Иудейская женщина, шедшая возле коня Фаустины, также казалась опечаленной и сказала:
– Госпожа, не медли с розысками Того, Кого ищешь. Боюсь, что с Ним случилось несчастье. Ты видишь, как взволнованы и расстроены Его ученики, какой ужас овладевает ими, когда упоминают имя Учителя.
Наконец Фаустина въехала со своей свитой через сводчатые ворота в Иерусалим и очутилась в узкой, темной улице, кишевшей народом. Казалось, невозможно двигаться вперед, толпа была густа, как стена. То и дело кони совершенно останавливались, и рабы, и воины напрасно старались проложить дорогу сквозь густую толпу. Люди едва подвигались вперед одним сплошным потоком, которому не было видно конца.
– Улицы Рима мне кажутся более светлыми, тихими и приветливыми, – заметила Фаустина, – посмотри, как тут мрачно кругом!
Опытным взором Сульпиций вскоре заметил, что ехать дальше нет никакой возможности.
– Знаешь, Фаустина, – сказал он, – в такой сплошной толпе было бы гораздо легче и быстрее двигаться пешком. Если ты не слишком утомлена, я предложил бы тебе сойти с коня, пешком мы довольно быстро доберемся до дворца наместника, хотя до него еще далеко. Если же останемся на конях, нам не доехать до него раньше ночи.
Фаустина тотчас согласилась с мнением Сульпиция; она и все сошли с коней, передали их рабам, а сами пошли дальше пешком, увлекаемые живым потоком толпы.
Идти действительно было легче, и путники подвигались теперь гораздо быстрее. Вскоре они достигли большой площади в центре города, откуда шла более узкая улица к дворцу правителя.
– Посмотри, Фаустина, – указал Сульпиций, – нам надо попасть в эту улицу, там толпа не должна быть так густа, и мы быстро доберемся до дворца.
Но Сульпиций ошибся.
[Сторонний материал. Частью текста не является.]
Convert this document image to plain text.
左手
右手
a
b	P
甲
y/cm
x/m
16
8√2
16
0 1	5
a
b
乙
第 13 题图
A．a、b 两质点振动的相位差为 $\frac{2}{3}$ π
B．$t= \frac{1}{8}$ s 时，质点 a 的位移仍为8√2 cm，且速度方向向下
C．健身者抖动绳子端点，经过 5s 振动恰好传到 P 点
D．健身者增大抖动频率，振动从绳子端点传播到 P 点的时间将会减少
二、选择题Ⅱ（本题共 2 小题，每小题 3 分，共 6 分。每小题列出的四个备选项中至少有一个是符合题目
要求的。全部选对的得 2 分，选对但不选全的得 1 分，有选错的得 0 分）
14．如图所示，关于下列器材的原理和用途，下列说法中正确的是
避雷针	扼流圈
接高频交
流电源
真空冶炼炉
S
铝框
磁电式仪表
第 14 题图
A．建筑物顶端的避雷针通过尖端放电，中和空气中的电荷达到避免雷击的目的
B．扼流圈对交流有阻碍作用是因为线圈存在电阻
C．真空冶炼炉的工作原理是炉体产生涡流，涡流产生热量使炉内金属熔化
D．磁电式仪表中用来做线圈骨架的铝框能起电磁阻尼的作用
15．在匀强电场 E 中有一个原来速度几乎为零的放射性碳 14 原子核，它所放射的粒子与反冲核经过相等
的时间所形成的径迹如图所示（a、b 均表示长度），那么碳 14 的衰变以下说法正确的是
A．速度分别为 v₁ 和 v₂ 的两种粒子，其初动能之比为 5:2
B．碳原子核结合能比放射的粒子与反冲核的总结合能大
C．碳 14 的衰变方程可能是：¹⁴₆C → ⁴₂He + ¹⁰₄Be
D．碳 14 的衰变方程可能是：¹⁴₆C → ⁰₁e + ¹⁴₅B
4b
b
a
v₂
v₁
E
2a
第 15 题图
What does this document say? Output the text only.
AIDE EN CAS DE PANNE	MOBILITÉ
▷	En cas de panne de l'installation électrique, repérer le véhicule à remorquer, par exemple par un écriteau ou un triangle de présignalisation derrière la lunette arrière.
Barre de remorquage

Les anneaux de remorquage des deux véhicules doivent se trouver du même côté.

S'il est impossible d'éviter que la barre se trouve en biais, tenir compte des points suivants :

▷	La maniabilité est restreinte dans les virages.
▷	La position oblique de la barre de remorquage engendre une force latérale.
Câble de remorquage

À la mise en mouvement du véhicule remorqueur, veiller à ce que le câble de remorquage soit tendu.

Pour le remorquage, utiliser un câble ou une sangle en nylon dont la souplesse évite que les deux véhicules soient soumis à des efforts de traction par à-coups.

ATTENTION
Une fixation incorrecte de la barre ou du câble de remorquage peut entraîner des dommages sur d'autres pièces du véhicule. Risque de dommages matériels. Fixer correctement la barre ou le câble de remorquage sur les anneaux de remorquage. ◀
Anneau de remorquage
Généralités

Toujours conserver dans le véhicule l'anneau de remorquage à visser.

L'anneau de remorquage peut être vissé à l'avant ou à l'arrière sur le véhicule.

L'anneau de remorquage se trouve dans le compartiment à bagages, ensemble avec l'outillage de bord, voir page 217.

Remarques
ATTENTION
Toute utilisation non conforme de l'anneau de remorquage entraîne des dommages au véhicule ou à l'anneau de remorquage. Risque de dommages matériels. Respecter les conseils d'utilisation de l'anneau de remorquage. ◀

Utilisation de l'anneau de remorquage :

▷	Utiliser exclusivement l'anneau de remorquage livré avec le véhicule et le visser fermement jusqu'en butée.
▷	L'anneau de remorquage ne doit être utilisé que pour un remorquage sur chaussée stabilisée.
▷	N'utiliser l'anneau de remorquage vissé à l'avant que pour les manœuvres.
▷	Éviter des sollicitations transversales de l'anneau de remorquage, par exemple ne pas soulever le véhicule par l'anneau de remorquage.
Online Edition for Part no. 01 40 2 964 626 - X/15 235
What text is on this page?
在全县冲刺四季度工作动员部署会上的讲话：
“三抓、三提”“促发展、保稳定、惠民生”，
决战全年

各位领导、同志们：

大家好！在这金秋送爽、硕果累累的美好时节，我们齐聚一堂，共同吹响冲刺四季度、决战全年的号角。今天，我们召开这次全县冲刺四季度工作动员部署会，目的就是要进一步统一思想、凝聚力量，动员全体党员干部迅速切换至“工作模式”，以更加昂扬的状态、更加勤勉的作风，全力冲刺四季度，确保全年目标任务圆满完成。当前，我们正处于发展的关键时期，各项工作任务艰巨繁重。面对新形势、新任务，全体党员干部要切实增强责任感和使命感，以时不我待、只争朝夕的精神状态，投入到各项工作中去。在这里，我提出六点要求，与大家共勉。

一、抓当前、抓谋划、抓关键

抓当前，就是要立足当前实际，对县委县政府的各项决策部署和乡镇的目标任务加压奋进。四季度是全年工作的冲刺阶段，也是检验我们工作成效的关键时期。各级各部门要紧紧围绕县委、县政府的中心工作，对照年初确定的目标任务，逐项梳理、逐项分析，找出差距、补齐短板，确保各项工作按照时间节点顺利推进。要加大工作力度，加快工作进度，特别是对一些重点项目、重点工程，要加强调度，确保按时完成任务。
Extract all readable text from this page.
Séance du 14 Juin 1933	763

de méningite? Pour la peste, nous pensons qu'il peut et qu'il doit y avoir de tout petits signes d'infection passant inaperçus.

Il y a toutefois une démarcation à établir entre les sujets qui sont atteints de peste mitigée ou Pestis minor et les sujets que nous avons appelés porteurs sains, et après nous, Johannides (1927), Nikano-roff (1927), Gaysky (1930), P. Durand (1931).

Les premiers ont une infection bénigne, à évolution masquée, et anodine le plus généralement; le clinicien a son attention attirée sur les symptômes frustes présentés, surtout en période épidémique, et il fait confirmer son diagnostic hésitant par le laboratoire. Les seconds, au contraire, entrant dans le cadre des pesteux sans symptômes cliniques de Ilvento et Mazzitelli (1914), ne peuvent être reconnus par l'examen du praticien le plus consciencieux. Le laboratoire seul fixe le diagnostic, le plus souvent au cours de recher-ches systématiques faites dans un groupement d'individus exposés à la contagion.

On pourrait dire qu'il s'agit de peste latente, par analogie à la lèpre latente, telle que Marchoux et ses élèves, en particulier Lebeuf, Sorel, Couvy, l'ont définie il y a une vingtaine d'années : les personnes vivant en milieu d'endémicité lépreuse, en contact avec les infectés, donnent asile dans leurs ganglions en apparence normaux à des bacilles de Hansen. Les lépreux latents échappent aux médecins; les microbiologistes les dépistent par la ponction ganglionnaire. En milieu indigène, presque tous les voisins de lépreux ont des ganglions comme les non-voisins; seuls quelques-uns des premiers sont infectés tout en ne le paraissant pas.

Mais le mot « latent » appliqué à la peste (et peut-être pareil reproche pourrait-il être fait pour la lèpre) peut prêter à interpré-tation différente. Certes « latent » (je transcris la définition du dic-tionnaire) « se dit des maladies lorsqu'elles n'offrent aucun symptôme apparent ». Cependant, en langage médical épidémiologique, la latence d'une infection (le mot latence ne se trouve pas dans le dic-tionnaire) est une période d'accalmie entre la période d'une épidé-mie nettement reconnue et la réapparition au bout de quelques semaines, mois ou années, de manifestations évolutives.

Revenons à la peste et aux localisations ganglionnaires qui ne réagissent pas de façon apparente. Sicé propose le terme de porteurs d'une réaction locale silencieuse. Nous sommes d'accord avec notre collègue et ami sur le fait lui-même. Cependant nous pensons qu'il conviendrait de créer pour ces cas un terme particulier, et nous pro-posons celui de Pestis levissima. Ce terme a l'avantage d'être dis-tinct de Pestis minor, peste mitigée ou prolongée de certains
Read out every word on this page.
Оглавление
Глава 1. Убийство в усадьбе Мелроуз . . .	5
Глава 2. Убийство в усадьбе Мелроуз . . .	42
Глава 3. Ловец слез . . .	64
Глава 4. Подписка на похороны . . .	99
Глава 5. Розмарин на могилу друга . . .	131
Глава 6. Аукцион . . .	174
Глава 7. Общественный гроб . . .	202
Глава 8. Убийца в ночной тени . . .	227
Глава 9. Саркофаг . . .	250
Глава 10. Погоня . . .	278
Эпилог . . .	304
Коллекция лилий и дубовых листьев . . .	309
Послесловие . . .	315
Как раз из этой улицы двигалась навстречу им густая, огромная толпа: от дворца правителя Иудеи вели осужденного на смерть, которого должны были распять на кресте на лобном месте.
Впереди шла целая толпа праздных зевак, любителей всяких необычных, хотя бы и жестоких зрелищ. Они с оживлением и интересом говорили о предстоящей казни, громче кричали, размахивали руками и смеялись жестоким смехом.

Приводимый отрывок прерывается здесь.